The Fast Flavor Instability as a Catalyst for Neutrino Spin Oscillations in Neutron Star Mergers

Recent studies have shown that in anisotropic environments neutrinos can present coherent helicity oscillations which depend directly on the absolute mass scale and Majorana phases. These oscillations are usually too transient to produce important effects in high-energy astrophysical phenomena. However, we demonstrate that a fast flavor instability can substantially increase the characteristic energy of spin oscillations for neutrinos travelling in specific directions, implying a fast flavor instability could 'catalyze' helicity transformation and make it measurable. We find several locations in a neutron star merger simulation where the conditions for a fast flavor instability and for resonant spin oscillations are met simultaneously. We run a particle-in-cell simulation of the fast flavor instability using data from these locations and show the energy of spin oscillations along the direction of maximal neutrino flux is raised by 4 or more orders of magnitude over the course of the instability.

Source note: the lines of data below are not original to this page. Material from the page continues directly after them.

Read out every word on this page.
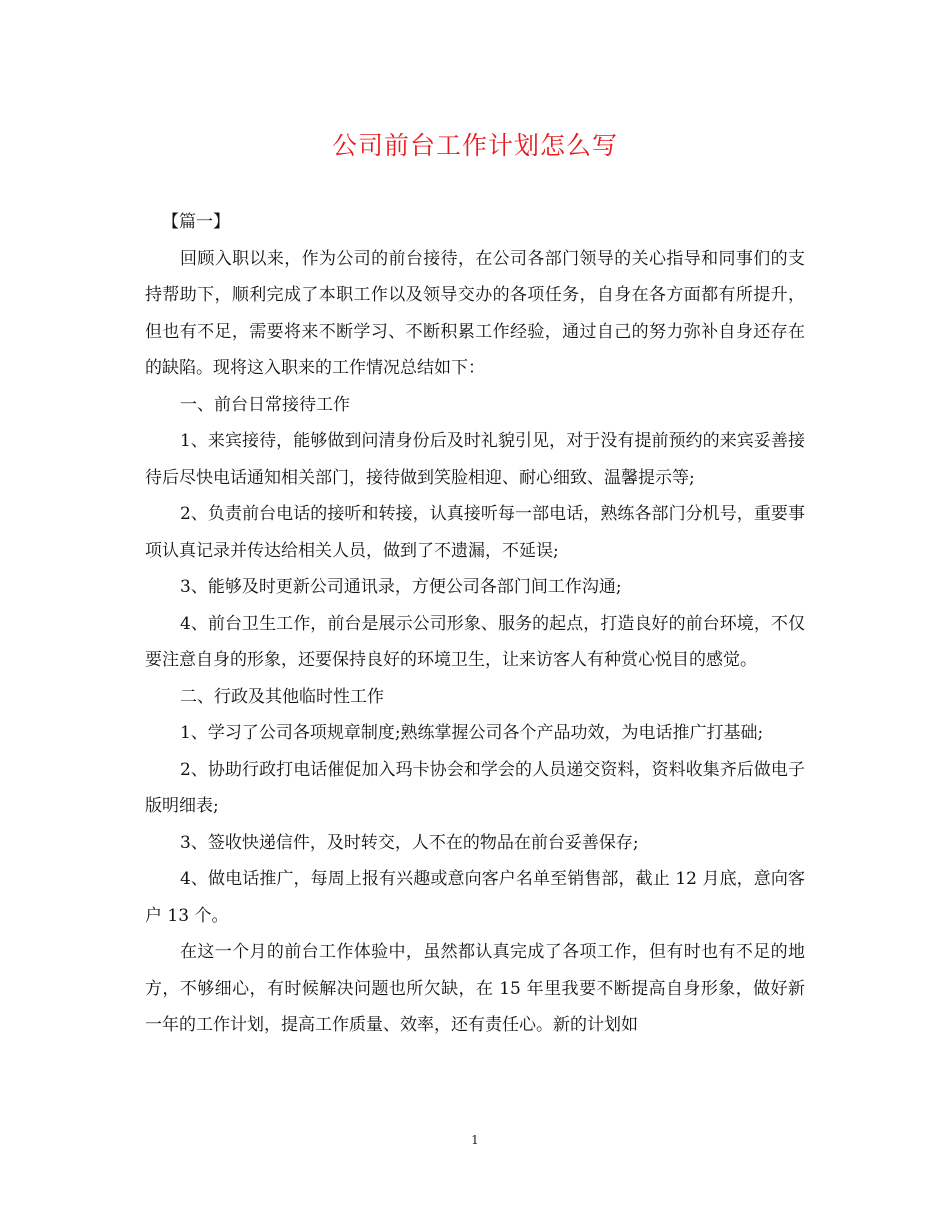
公司前台工作计划怎么写

【篇一】

回顾入职以来，作为公司的前台接待，在公司各部门领导的关心指导和同事们的支持帮助下，顺利完成了本职工作以及领导交办的各项任务，自身在各方面都有所提升，但也有不足，需要将来不断学习、不断积累工作经验，通过自己的努力弥补自身还存在的缺陷。现将这入职来的工作情况总结如下：

一、前台日常接待工作

1、来宾接待，能够做到问清身份后及时礼貌引见，对于没有提前预约的来宾妥善接待后尽快电话通知相关部门，接待做到笑脸相迎、耐心细致、温馨提示等;

2、负责前台电话的接听和转接，认真接听每一部电话，熟练各部门分机号，重要事项认真记录并传达给相关人员，做到了不遗漏，不延误;

3、能够及时更新公司通讯录，方便公司各部门间工作沟通;

4、前台卫生工作，前台是展示公司形象、服务的起点，打造良好的前台环境，不仅要注意自身的形象，还要保持良好的环境卫生，让来访客人有种赏心悦目的感觉。

二、行政及其他临时性工作

1、学习了公司各项规章制度;熟练掌握公司各个产品功效，为电话推广打基础;

2、协助行政打电话催促加入玛卡协会和学会的人员递交资料，资料收集齐后做电子版明细表;

3、签收快递信件，及时转交，人不在的物品在前台妥善保存;

4、做电话推广，每周上报有兴趣或意向客户名单至销售部，截止 12 月底，意向客户 13 个。

在这一个月的前台工作体验中，虽然都认真完成了各项工作，但有时也有不足的地方，不够细心，有时候解决问题也所欠缺，在 15 年里我要不断提高自身形象，做好新一年的工作计划，提高工作质量、效率，还有责任心。新的计划如

1
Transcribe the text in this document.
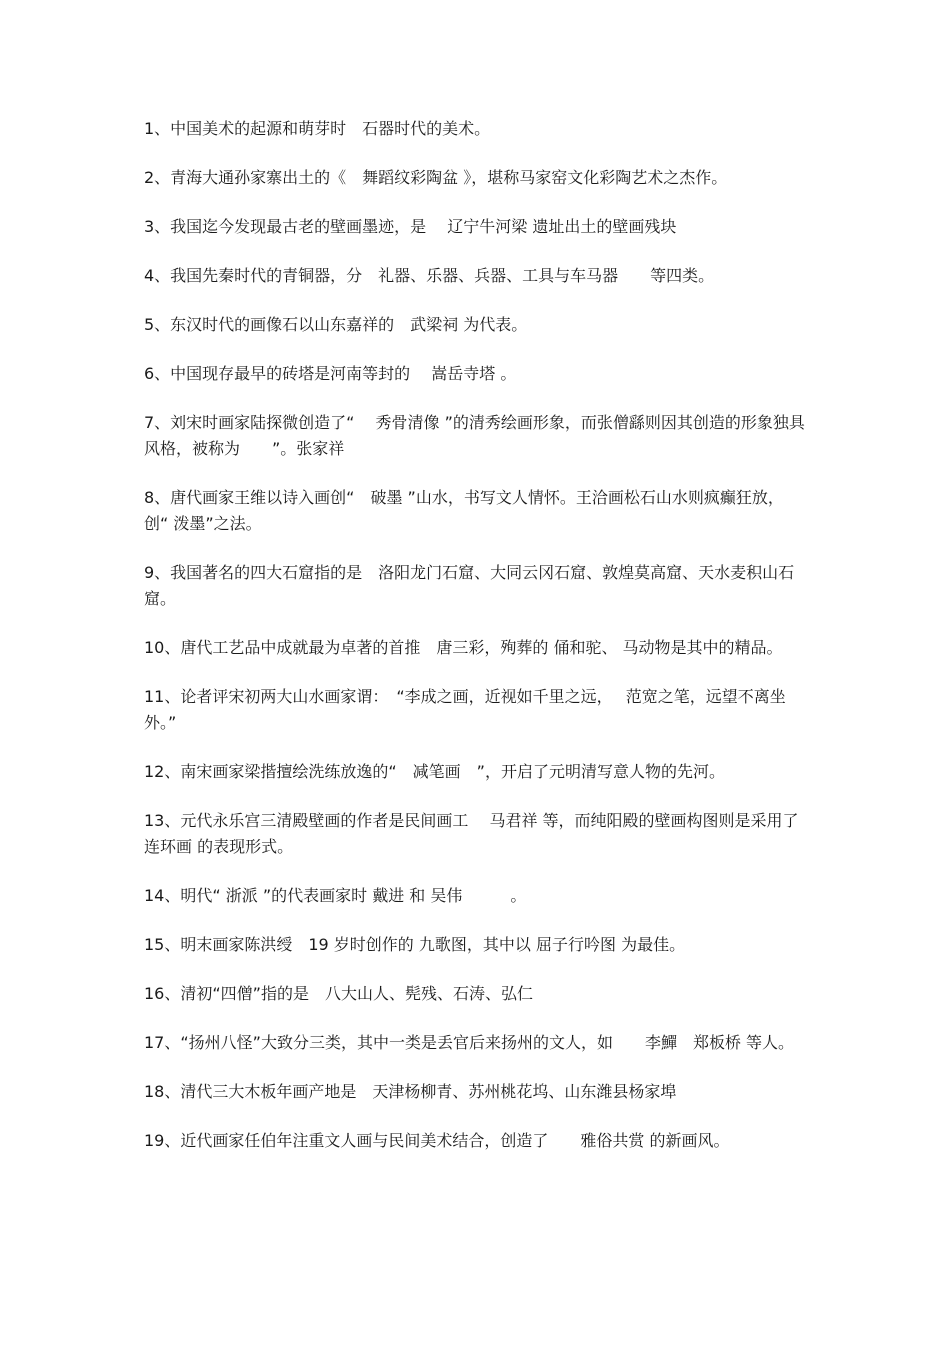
1、中国美术的起源和萌芽时　石器时代的美术。

2、青海大通孙家寨出土的《　舞蹈纹彩陶盆 》，堪称马家窑文化彩陶艺术之杰作。

3、我国迄今发现最古老的壁画墨迹，是　 辽宁牛河梁 遗址出土的壁画残块

4、我国先秦时代的青铜器，分　礼器、乐器、兵器、工具与车马器　　等四类。

5、东汉时代的画像石以山东嘉祥的　武梁祠 为代表。

6、中国现存最早的砖塔是河南等封的　 嵩岳寺塔 。

7、刘宋时画家陆探微创造了“　 秀骨清像 ”的清秀绘画形象，而张僧繇则因其创造的形象独具风格，被称为　　”。张家祥

8、唐代画家王维以诗入画创“　破墨 ”山水，书写文人情怀。王洽画松石山水则疯癫狂放，创“ 泼墨”之法。

9、我国著名的四大石窟指的是　洛阳龙门石窟、大同云冈石窟、敦煌莫高窟、天水麦积山石窟。

10、唐代工艺品中成就最为卓著的首推　唐三彩，殉葬的 俑和驼、 马动物是其中的精品。

11、论者评宋初两大山水画家谓：　“李成之画，近视如千里之远，　 范宽之笔，远望不离坐外。”

12、南宋画家梁揩擅绘洗练放逸的“　减笔画　”，开启了元明清写意人物的先河。

13、元代永乐宫三清殿壁画的作者是民间画工　 马君祥 等，而纯阳殿的壁画构图则是采用了 连环画 的表现形式。

14、明代“ 浙派 ”的代表画家时 戴进 和 吴伟　　　。

15、明末画家陈洪绶　19 岁时创作的 九歌图，其中以 屈子行吟图 为最佳。

16、清初“四僧”指的是　八大山人、髡残、石涛、弘仁

17、“扬州八怪”大致分三类，其中一类是丢官后来扬州的文人，如　　李鱓　郑板桥 等人。

18、清代三大木板年画产地是　天津杨柳青、苏州桃花坞、山东潍县杨家埠

19、近代画家任伯年注重文人画与民间美术结合，创造了　　雅俗共赏 的新画风。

We directly solve the Schrodinger Equation using the spin-flavor Hamiltonian from before and after the Instability (setting it to be constant) to qualitatively observe the change in spin oscillations caused by a fast flavor instability. We find that the oscillations are still too transient for all but the lowest energy neutrinos to experience significant spin-flip effects. We conclude nonlinear resonance is likely necessary for spin flip to have an important influence on supernova or merger dynamics, though our proposed mechanism could work in conjuction with other effects to sufficiently raise the energy of spin oscillations.